On the eastern edge of Long Island Sound, a small, rocky piece of land known as Great Gull Island houses the crumbling battlements of a U.S. Army fort and some 11,000 nesting pairs of Common and Roseate Terns. The Museum purchased the island in 1949 to preserve a breeding habitat for terns displaced by increasing development on Long Island’s beaches. The acquisition has proven to be a success, as the remaining Army structures are a nesting tern’s delight.

Common Terns have colonized the interior, scraping small hollows in the broken concrete to harbor their eggs, while the endangered Roseate Terns prefer the edges of the island. There, the Roseates can hide their nests under cover of rocks the Army piled up to stabilize the shoreline.

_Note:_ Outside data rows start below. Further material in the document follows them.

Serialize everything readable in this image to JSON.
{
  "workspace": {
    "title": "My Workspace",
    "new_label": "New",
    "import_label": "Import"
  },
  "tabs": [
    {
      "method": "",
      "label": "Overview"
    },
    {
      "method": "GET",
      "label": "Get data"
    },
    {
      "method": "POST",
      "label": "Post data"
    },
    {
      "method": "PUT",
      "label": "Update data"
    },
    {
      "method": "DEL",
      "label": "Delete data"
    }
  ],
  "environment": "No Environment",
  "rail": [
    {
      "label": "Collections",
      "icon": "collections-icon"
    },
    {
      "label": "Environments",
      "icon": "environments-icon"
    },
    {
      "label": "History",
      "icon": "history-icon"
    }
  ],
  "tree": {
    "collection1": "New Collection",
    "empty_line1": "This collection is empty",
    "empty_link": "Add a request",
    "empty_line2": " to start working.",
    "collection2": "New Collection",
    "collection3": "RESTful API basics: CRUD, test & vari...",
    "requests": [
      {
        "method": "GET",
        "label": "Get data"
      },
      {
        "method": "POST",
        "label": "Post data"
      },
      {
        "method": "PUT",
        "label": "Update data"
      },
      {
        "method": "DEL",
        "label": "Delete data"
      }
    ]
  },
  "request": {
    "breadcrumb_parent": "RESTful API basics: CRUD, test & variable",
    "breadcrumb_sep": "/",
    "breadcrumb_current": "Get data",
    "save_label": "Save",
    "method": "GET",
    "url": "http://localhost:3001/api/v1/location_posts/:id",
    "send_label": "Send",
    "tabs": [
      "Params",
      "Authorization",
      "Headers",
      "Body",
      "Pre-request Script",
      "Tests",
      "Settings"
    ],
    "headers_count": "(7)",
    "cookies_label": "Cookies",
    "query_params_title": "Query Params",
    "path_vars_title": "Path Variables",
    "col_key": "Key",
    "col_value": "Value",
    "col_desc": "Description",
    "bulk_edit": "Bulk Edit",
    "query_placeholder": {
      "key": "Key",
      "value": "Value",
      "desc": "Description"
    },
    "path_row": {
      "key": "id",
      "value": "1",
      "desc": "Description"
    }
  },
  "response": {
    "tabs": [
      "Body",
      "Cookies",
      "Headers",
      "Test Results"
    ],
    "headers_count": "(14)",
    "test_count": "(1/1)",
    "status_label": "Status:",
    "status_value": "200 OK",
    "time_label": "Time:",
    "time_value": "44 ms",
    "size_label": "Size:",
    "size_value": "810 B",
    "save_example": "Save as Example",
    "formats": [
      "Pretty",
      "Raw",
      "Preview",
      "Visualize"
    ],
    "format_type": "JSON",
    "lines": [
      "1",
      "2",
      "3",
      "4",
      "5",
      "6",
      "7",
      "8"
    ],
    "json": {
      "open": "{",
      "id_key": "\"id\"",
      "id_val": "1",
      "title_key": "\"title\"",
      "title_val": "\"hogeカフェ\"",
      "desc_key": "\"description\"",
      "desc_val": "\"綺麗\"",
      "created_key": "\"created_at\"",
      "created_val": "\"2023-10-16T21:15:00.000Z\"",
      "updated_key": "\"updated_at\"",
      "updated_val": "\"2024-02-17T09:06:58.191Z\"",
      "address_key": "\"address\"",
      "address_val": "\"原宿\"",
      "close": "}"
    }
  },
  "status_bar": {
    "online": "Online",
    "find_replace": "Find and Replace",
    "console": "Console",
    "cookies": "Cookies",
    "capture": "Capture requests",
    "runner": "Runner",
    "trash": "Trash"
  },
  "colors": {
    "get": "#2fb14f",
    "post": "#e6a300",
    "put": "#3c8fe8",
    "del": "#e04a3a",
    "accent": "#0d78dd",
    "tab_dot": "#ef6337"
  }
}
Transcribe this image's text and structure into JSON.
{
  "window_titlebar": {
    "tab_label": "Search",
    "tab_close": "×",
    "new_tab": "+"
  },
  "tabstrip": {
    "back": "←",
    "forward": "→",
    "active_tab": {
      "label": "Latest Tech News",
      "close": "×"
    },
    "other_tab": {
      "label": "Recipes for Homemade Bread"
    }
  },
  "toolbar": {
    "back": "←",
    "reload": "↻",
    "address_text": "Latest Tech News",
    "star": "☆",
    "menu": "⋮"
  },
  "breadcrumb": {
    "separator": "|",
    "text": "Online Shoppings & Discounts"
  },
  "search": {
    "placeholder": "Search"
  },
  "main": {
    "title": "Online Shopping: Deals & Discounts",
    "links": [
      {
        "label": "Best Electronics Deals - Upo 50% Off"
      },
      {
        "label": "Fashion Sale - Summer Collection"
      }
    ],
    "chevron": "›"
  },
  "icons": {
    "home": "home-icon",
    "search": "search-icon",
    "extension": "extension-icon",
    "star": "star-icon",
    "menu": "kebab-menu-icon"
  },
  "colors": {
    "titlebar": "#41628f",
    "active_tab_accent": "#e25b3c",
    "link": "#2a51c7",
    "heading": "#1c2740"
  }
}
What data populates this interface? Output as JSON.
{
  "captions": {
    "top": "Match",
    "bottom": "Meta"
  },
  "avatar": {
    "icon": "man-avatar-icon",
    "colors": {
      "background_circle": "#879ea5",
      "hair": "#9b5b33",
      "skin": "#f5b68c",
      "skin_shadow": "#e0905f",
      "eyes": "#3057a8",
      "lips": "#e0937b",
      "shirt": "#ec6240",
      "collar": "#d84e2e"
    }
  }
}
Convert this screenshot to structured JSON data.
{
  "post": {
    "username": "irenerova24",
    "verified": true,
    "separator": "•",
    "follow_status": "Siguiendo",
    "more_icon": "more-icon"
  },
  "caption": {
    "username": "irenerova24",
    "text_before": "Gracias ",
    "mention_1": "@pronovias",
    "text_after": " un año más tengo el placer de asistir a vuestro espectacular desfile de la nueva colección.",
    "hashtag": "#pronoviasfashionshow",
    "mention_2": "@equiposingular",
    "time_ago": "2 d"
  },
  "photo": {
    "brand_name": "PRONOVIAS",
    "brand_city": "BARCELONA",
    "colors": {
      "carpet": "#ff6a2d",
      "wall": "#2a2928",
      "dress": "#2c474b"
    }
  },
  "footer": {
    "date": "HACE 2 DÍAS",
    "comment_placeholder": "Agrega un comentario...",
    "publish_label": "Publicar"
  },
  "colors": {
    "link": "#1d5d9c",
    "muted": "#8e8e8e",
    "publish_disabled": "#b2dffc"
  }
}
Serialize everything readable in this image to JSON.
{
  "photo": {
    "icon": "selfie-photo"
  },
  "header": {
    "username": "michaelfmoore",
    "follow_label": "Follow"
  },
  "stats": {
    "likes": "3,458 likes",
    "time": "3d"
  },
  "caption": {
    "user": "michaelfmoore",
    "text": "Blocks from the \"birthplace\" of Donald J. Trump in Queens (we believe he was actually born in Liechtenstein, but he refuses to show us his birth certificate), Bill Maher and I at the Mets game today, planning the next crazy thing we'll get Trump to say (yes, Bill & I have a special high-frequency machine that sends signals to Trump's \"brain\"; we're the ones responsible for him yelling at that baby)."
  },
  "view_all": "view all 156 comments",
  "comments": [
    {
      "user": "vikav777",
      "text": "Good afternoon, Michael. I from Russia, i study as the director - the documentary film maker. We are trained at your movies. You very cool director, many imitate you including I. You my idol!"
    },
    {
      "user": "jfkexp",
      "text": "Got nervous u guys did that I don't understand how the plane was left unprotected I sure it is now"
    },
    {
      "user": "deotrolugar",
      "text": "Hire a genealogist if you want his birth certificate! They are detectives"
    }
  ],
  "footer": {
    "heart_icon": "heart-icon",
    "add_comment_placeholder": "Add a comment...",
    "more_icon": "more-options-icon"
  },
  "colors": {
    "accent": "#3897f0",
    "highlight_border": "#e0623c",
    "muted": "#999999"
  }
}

Project Director Helen Hays has led the Museum’s research efforts on Great Gull Island since 1969. Each year from April through August, research scientists and volunteers live on the island, monitoring the tern population, banding chicks, and clearing the habitat of vegetative overgrowth. During the project’s history, Hays and the team have made several important contributions, including the early documentation of the harmful environmental effects of PCBs—chemicals widely used in coolants, paints, and other compounds. Analysis conducted in 1970 found high levels of PCBs in abnormally formed young terns.

“That was the first signal that PCBs were getting into the environment and that they could be a problem for humans, as well as terns,” says Hays.

Hays’s efforts helped bring attention to the problem, and in 1979 the U.S. banned PCB production.

The Great Gull Island project work continues today.